Normalization is the last step in the preprocessing process. Binning and normalization of read counts are frequently combined and conducted by the same tools There are two types of Hi-C normalization strategies: explicit and implicit (or matrix-balancing) normalization techniques. Instead, the implicit or matrix-balancing normalization approach does not make any generalizations about the sources of biases in Hi-C read counts.
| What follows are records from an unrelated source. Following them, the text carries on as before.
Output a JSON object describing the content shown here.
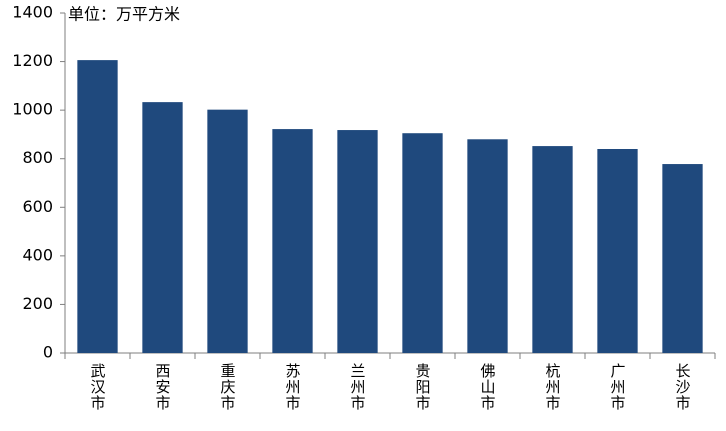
{
  "chart_data": {
    "type": "bar",
    "title": "单位：万平方米",
    "categories": [
      "武汉市",
      "西安市",
      "重庆市",
      "苏州市",
      "兰州市",
      "贵阳市",
      "佛山市",
      "杭州市",
      "广州市",
      "长沙市"
    ],
    "values": [
      1206,
      1033,
      1002,
      922,
      918,
      905,
      880,
      852,
      840,
      778
    ],
    "color": "#1f497d",
    "ylim": [
      0,
      1400
    ],
    "yticks": [
      0,
      200,
      400,
      600,
      800,
      1000,
      1200,
      1400
    ],
    "grid": false
  }
}
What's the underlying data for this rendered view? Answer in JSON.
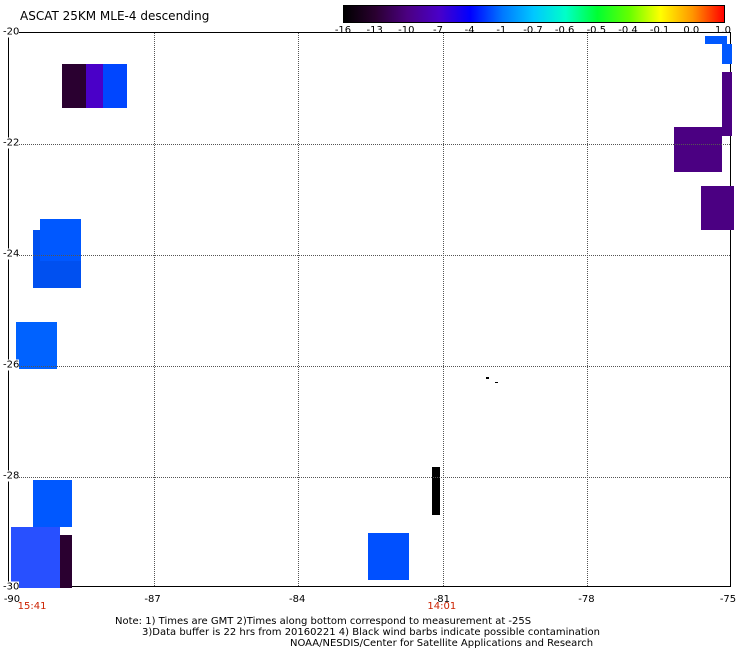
{
  "title": "ASCAT 25KM MLE-4 descending",
  "colorbar": {
    "labels": [
      "-16",
      "-13",
      "-10",
      "-7",
      "-4",
      "-1",
      "-0.7",
      "-0.6",
      "-0.5",
      "-0.4",
      "-0.1",
      "0.0",
      "1.0"
    ],
    "colors": [
      "#000000",
      "#2a0030",
      "#4b0082",
      "#4a00c8",
      "#0000ff",
      "#0078ff",
      "#00c8ff",
      "#00ffc8",
      "#00ff32",
      "#64ff00",
      "#ffff00",
      "#ff9600",
      "#ff0000"
    ]
  },
  "axes": {
    "x_ticks": [
      "-90",
      "-87",
      "-84",
      "-81",
      "-78",
      "-75"
    ],
    "y_ticks": [
      "-20",
      "-22",
      "-24",
      "-26",
      "-28",
      "-30"
    ],
    "x_range": [
      -90,
      -75
    ],
    "y_range": [
      -20,
      -30
    ]
  },
  "times": [
    {
      "label": "15:41",
      "lon": -89.5
    },
    {
      "label": "14:01",
      "lon": -81.0
    }
  ],
  "notes": {
    "line1": "Note: 1) Times are GMT 2)Times along bottom correspond to measurement at -25S",
    "line2": "3)Data buffer is 22 hrs from 20160221 4) Black wind barbs indicate possible contamination",
    "line3": "NOAA/NESDIS/Center for Satellite Applications and Research"
  },
  "chart_data": {
    "type": "heatmap",
    "title": "ASCAT 25KM MLE-4 descending",
    "xlabel": "",
    "ylabel": "",
    "xlim": [
      -90,
      -75
    ],
    "ylim": [
      -30,
      -20
    ],
    "cells": [
      {
        "lon0": -88.9,
        "lon1": -88.4,
        "lat0": -20.55,
        "lat1": -21.35,
        "color": "#2a0030"
      },
      {
        "lon0": -88.4,
        "lon1": -88.05,
        "lat0": -20.55,
        "lat1": -21.35,
        "color": "#4a00c8"
      },
      {
        "lon0": -88.05,
        "lon1": -87.55,
        "lat0": -20.55,
        "lat1": -21.35,
        "color": "#0046ff"
      },
      {
        "lon0": -75.55,
        "lon1": -75.1,
        "lat0": -20.05,
        "lat1": -20.2,
        "color": "#0058ff"
      },
      {
        "lon0": -75.2,
        "lon1": -75.0,
        "lat0": -20.2,
        "lat1": -20.55,
        "color": "#0058ff"
      },
      {
        "lon0": -75.2,
        "lon1": -75.0,
        "lat0": -20.7,
        "lat1": -21.85,
        "color": "#4b0082"
      },
      {
        "lon0": -76.2,
        "lon1": -75.2,
        "lat0": -21.7,
        "lat1": -22.5,
        "color": "#4b0082"
      },
      {
        "lon0": -75.65,
        "lon1": -74.95,
        "lat0": -22.75,
        "lat1": -23.55,
        "color": "#4b0082"
      },
      {
        "lon0": -89.35,
        "lon1": -88.5,
        "lat0": -23.35,
        "lat1": -24.1,
        "color": "#0058ff"
      },
      {
        "lon0": -89.5,
        "lon1": -88.5,
        "lat0": -23.55,
        "lat1": -24.6,
        "color": "#0050f0"
      },
      {
        "lon0": -89.85,
        "lon1": -89.0,
        "lat0": -25.2,
        "lat1": -26.05,
        "color": "#0062ff"
      },
      {
        "lon0": -89.5,
        "lon1": -88.7,
        "lat0": -28.05,
        "lat1": -28.9,
        "color": "#0058ff"
      },
      {
        "lon0": -89.95,
        "lon1": -88.95,
        "lat0": -28.9,
        "lat1": -30.0,
        "color": "#2850ff"
      },
      {
        "lon0": -89.95,
        "lon1": -89.1,
        "lat0": -29.05,
        "lat1": -29.85,
        "color": "#4a00c8"
      },
      {
        "lon0": -89.6,
        "lon1": -88.95,
        "lat0": -29.05,
        "lat1": -30.0,
        "color": "#4b0082"
      },
      {
        "lon0": -89.05,
        "lon1": -88.7,
        "lat0": -29.05,
        "lat1": -30.0,
        "color": "#2a0030"
      },
      {
        "lon0": -89.95,
        "lon1": -89.65,
        "lat0": -29.85,
        "lat1": -30.0,
        "color": "#0058ff"
      },
      {
        "lon0": -82.55,
        "lon1": -81.7,
        "lat0": -29.0,
        "lat1": -29.85,
        "color": "#0050ff"
      }
    ]
  }
}
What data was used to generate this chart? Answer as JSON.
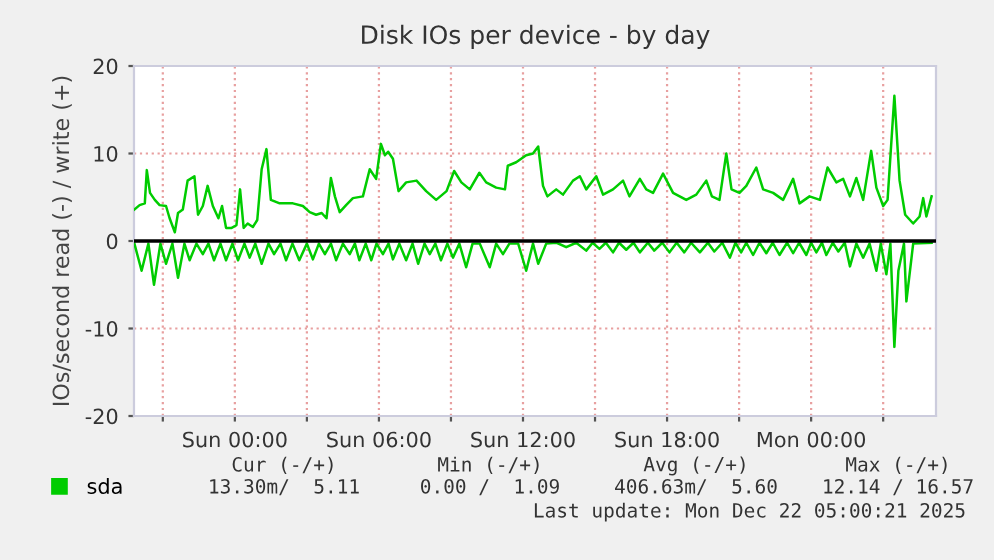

About CD Genomics Bioinformatics Analysis

The bioinformatics analysis department of CD Genomics provides novel solutions for data-driven innovation aimed at discovering the hidden potential in biological data, tapping new insights related to life science research, and predicting new prospects.

References

Zhou Y, Cheng X, Yang Y, et al. Modeling and analysis of Hi-C data by HiSIF identifies characteristic promoter-distal loops. Genome medicine. 2020, 12(1).
Pal K, Forcato M, Ferrari F. Hi-C analysis: from data generation to integration. Biophysical reviews. 2019, 11(1):67-78.
Lieberman-Aiden E, Van Berkum NL, Williams L, et al. Comprehensive mapping of long-range interactions reveals folding principles of the human genome. science. 2009, 326(5950).

* For Research Use Only. Not for use in diagnostic procedures.